In the Roman Catholic Church, only a priest can celebrate the Mass and consecrate the Eucharist.

Caton, a Spencerport native, is married to Bonnie Caton; the couple has been married almost 28 years. Their children – five daughters and a son – range in age from 26 to 7.

“My wife and children have been incredibly supportive and I could not do this without their love and prayer,” Caton says.

Caton is Professor of History at Roberts Wesleyan College, as well as Professor of History and Culture at Northeastern Seminary, an ecumenical seminary located on the Roberts Wesleyan campus. He is a founding faculty member of the seminary.

Caton holds a doctorate from the University of Rochester, a master’s degree from Westminster Theological Seminary in Philadelphia and a bachelor’s degree from Roberts Wesleyan.

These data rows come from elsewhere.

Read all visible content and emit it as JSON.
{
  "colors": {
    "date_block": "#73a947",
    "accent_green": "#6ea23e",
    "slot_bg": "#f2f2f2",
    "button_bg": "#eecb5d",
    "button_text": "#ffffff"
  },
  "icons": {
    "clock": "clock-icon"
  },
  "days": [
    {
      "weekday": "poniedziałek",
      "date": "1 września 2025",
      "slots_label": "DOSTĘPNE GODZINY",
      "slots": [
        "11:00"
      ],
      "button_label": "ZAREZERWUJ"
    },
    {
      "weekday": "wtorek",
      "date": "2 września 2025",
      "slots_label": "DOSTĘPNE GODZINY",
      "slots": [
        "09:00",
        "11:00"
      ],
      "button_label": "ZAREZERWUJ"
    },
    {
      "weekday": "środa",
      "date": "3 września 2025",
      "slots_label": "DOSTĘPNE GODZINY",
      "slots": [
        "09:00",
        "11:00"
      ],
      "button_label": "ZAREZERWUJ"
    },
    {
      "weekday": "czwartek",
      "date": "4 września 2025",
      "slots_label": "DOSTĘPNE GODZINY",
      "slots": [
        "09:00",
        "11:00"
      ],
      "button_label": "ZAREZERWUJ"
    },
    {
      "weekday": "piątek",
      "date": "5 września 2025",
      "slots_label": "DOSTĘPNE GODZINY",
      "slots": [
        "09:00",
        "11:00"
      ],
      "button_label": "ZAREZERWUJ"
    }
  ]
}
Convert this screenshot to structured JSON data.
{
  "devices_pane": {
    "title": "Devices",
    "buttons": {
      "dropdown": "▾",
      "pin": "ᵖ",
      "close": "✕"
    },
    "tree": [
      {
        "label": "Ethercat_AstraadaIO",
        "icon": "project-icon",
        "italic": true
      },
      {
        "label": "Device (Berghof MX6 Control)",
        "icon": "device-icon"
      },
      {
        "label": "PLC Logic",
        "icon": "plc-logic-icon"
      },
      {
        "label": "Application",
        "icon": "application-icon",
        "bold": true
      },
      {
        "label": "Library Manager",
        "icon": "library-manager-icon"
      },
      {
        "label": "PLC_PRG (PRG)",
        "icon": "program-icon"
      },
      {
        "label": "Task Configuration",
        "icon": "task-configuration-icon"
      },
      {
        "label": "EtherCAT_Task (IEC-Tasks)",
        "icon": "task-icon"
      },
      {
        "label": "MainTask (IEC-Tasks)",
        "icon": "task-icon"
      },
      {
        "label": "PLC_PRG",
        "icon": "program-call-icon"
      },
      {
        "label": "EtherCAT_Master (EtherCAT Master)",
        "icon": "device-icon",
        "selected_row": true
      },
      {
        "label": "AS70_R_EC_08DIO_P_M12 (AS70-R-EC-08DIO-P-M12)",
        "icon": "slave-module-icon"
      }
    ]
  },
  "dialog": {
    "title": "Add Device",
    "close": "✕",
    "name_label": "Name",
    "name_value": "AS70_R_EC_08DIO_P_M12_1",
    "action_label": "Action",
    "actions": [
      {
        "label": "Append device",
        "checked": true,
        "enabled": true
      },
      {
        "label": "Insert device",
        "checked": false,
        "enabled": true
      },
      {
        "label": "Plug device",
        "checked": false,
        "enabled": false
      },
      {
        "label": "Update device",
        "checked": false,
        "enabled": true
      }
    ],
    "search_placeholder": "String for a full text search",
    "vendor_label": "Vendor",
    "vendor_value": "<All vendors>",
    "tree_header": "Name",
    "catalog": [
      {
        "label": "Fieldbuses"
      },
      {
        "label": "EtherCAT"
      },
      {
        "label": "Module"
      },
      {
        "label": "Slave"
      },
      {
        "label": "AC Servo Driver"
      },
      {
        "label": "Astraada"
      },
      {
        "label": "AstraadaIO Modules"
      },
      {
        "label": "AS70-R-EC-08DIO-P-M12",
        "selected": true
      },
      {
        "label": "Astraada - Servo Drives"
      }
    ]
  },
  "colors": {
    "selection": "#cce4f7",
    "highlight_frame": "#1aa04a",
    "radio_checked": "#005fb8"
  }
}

He is a 1978 graduate of Spencerport High School. Besides Church history and historical theology, Caton’s areas of expertise include American history and British history and literature.

Caton’s preparation for ordination in the Church began several years ago and under the guidance of Bishop Clark and other diocesan officials once he expressed his desire to be ordained to the Bishop. Under Vatican guidelines, Protestant ministers who enter the Church as Catholics and wish to be ordained must first study in such areas as moral and sacramental theology, the Church’s canon law and related areas.

Caton has been serving at St. Joseph’s in Penfield (Rev. James Schwartz, pastor) prior to his ordination as a transitional deacon. As a deacon, he will serve at Blessed Sacrament Church in Rochester (Rev. Robert Kennedy, pastor) until his planned ordination to the priesthood next year.

“I want my ministry to be characterized by reconciliation,” Caton says. “I want to be a priest who serves with focus and dedication to reconcile women and men with God, to help bring people to their Creator, to closeness to God and closer to each other. And in some way, because of my background and my perspective, perhaps too I can help break down any walls of misunderstanding between Protestants and Catholics.”